Bonnie Calhoun is at it again as she lists some altered titles to Christmas carols as provided by various disorders. WARNING: Any liquids in your mouth are liable to wind up on your monitor screen if you attempt to drink a beverage while reading this post.

Southern Gospel fans will enjoy this link. I had not seen Gold City in person in a few years until last Friday night. They have not missed a beat, but are still providing the same great quality music you would expect. Check out their website, particularly the clip of them challenging Ernie Haase and Signature Sound to a steel cage match.

Finally, the Baltimore Sun has published an article detailing one man’s quest to learn more about the erratic and sometime devious behavior of city squirrels. City squirrels may be difficult at times, but I still say that they lack the tenacity and ferociousness of their country cousins. All of this talk about squirrels is driving me NUTS!! (Get it? Squirrels? Nuts? Never mind)

Hope you have a great weekend. If any of you want to hear a great piano player, come visit Pine Park Baptist Church in our 11:00 worship service this Sunday.

A Gift Fit For a King: Frankincense

A second gift of the magi to the Savior was frankincense. Used in worship, it was placed by the priest upon the altar to offer up a sweet-smelling savor to God.
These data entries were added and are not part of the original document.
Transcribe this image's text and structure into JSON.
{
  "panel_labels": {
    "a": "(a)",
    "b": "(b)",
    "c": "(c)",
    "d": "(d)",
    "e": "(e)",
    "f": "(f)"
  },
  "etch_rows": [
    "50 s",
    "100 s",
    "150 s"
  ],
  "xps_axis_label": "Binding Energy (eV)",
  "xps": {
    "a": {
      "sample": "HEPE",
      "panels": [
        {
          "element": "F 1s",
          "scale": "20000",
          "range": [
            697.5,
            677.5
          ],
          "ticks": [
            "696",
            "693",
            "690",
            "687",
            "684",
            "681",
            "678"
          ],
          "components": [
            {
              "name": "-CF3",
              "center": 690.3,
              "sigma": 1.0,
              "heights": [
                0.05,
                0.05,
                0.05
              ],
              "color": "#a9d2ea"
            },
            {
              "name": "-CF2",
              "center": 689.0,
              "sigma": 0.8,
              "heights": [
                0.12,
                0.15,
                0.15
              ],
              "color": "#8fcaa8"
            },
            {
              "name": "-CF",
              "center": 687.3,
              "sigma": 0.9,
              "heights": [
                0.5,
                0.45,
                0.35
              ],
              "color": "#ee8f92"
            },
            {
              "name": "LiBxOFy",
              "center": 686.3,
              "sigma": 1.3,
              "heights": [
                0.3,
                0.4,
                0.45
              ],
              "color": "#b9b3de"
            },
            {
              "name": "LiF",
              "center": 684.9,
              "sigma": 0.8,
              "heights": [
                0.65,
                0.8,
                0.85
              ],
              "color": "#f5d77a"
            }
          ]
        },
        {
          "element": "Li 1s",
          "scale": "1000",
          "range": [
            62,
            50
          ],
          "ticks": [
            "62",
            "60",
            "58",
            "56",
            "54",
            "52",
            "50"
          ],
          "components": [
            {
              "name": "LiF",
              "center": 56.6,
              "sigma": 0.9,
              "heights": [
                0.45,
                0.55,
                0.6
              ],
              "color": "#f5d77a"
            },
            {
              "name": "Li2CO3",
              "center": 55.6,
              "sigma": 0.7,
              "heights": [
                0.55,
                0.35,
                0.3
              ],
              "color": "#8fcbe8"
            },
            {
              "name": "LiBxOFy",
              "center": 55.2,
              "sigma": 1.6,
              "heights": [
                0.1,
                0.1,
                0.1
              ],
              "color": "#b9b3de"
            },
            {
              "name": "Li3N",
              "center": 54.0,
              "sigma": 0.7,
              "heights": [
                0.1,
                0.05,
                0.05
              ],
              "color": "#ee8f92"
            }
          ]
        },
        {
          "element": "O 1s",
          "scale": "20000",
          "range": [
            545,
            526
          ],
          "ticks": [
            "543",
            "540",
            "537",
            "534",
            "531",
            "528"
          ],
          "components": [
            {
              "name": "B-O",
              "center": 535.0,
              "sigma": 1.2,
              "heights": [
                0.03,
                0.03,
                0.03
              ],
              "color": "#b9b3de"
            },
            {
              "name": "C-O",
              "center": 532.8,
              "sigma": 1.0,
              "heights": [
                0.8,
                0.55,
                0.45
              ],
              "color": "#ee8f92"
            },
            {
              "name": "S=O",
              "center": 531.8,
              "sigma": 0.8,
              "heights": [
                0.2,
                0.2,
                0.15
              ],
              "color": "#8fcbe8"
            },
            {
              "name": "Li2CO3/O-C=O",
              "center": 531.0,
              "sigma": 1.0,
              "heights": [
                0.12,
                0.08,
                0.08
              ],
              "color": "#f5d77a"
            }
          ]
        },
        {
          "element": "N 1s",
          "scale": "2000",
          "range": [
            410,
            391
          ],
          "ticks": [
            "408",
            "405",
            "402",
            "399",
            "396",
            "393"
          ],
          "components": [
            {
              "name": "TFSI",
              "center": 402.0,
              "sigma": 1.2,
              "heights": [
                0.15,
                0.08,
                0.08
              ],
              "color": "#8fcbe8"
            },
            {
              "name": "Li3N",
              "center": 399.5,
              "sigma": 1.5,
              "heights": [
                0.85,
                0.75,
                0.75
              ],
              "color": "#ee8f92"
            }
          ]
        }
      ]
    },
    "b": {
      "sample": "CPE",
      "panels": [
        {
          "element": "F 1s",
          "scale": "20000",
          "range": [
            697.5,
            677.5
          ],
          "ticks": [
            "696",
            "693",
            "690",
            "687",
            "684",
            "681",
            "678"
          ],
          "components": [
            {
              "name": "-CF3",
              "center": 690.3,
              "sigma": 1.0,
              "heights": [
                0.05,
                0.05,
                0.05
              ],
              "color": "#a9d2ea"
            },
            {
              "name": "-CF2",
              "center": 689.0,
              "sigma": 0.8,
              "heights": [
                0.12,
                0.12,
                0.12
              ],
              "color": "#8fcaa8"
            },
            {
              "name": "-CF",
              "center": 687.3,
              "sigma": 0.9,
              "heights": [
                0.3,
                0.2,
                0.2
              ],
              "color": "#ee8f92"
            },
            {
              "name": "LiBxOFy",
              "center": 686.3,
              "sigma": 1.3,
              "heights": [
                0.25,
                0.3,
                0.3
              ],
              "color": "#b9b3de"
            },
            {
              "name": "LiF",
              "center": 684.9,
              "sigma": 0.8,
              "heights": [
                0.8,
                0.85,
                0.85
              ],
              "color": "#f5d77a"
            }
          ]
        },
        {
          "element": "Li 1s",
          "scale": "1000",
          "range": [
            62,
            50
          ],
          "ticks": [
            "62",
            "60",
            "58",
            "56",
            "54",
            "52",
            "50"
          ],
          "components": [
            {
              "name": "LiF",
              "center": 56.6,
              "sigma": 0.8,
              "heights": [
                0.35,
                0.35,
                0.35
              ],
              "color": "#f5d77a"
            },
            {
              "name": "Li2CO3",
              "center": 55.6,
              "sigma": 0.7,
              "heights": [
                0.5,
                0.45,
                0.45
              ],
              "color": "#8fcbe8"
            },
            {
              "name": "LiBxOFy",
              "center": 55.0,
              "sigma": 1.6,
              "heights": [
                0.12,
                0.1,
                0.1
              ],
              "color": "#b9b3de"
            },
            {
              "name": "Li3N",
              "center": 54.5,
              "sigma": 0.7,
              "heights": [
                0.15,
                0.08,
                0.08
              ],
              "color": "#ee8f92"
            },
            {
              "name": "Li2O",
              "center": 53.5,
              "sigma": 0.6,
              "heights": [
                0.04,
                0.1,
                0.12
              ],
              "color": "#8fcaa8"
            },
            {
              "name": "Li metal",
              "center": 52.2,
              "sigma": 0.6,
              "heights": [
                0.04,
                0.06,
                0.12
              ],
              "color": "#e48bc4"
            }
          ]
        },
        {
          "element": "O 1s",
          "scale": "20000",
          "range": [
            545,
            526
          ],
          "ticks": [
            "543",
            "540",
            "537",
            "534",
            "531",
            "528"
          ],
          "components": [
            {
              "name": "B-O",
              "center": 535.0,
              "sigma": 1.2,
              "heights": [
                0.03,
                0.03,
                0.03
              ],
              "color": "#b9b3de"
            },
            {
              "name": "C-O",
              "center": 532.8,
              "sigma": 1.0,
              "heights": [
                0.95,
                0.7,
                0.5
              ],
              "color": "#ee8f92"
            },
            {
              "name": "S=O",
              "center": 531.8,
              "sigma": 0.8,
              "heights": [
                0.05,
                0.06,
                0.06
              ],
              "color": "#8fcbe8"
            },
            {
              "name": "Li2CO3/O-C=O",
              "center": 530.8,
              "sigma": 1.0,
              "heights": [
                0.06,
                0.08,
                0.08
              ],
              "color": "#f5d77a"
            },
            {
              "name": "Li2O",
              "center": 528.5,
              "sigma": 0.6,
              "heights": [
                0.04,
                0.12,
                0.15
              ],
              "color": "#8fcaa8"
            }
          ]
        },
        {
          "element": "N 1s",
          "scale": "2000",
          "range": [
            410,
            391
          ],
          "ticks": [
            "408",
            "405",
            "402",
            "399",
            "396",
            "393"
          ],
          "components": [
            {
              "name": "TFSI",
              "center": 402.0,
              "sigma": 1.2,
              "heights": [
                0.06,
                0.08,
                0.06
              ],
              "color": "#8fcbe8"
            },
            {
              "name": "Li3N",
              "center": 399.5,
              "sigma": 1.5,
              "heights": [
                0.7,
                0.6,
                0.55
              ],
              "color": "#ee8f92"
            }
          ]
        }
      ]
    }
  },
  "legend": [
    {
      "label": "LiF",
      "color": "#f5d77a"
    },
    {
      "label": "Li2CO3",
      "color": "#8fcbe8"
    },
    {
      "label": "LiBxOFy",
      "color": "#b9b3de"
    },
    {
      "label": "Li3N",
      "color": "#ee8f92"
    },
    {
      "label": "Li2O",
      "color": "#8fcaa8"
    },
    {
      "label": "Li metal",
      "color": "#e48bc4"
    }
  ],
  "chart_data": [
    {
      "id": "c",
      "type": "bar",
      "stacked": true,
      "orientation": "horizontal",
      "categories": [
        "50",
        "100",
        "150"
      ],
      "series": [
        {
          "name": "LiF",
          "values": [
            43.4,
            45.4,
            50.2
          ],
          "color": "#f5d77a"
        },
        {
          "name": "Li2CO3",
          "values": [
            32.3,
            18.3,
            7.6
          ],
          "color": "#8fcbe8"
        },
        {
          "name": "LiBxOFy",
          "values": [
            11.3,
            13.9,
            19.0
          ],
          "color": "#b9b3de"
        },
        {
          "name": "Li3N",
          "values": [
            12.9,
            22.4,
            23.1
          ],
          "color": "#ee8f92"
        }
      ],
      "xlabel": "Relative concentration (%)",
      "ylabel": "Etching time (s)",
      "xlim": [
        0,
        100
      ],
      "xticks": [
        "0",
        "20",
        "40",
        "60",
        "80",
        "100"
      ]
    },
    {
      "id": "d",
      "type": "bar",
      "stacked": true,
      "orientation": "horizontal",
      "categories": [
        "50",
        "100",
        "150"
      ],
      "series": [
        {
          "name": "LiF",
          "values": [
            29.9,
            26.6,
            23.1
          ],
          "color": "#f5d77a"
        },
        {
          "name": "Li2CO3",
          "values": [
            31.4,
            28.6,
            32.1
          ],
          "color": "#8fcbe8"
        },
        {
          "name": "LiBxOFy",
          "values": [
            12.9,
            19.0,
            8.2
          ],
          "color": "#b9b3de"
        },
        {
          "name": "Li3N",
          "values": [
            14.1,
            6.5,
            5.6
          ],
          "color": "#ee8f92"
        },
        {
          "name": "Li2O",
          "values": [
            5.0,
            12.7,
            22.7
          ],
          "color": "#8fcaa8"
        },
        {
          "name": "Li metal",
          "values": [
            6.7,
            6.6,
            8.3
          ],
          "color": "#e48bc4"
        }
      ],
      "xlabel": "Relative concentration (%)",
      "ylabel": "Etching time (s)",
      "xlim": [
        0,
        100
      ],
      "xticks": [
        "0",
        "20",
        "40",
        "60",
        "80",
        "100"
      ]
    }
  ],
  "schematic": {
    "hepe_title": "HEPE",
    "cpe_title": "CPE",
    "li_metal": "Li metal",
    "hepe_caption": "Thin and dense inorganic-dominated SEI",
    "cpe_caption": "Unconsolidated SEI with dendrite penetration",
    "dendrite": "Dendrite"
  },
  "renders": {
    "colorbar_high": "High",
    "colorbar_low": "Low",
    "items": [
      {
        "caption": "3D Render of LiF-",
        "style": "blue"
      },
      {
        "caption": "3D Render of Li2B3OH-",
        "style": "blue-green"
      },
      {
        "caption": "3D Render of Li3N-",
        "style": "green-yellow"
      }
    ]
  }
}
The wise men gave this to Jesus as a way of foreshadowing the work of the high priest that He would one day do. He has truly become our “great high priest that is passed into the heavens”.

We cannot give Him the gift of frankincense, physically. We can, though, as a kingdom of priests continually offer up our worship to Him. As we love Him with all that we are, we give to Him a spiritual gift of frankincense.

As we bow before the King this Christmas season, may our worship not be a seasonal gift, but may it be the pledge of our unwavering devotion to Him. May our very life become an altar of incense unto the Lord.

I cannot help but believe that as Christ inhales the savor of our worship, that it brings a warm smile to His face.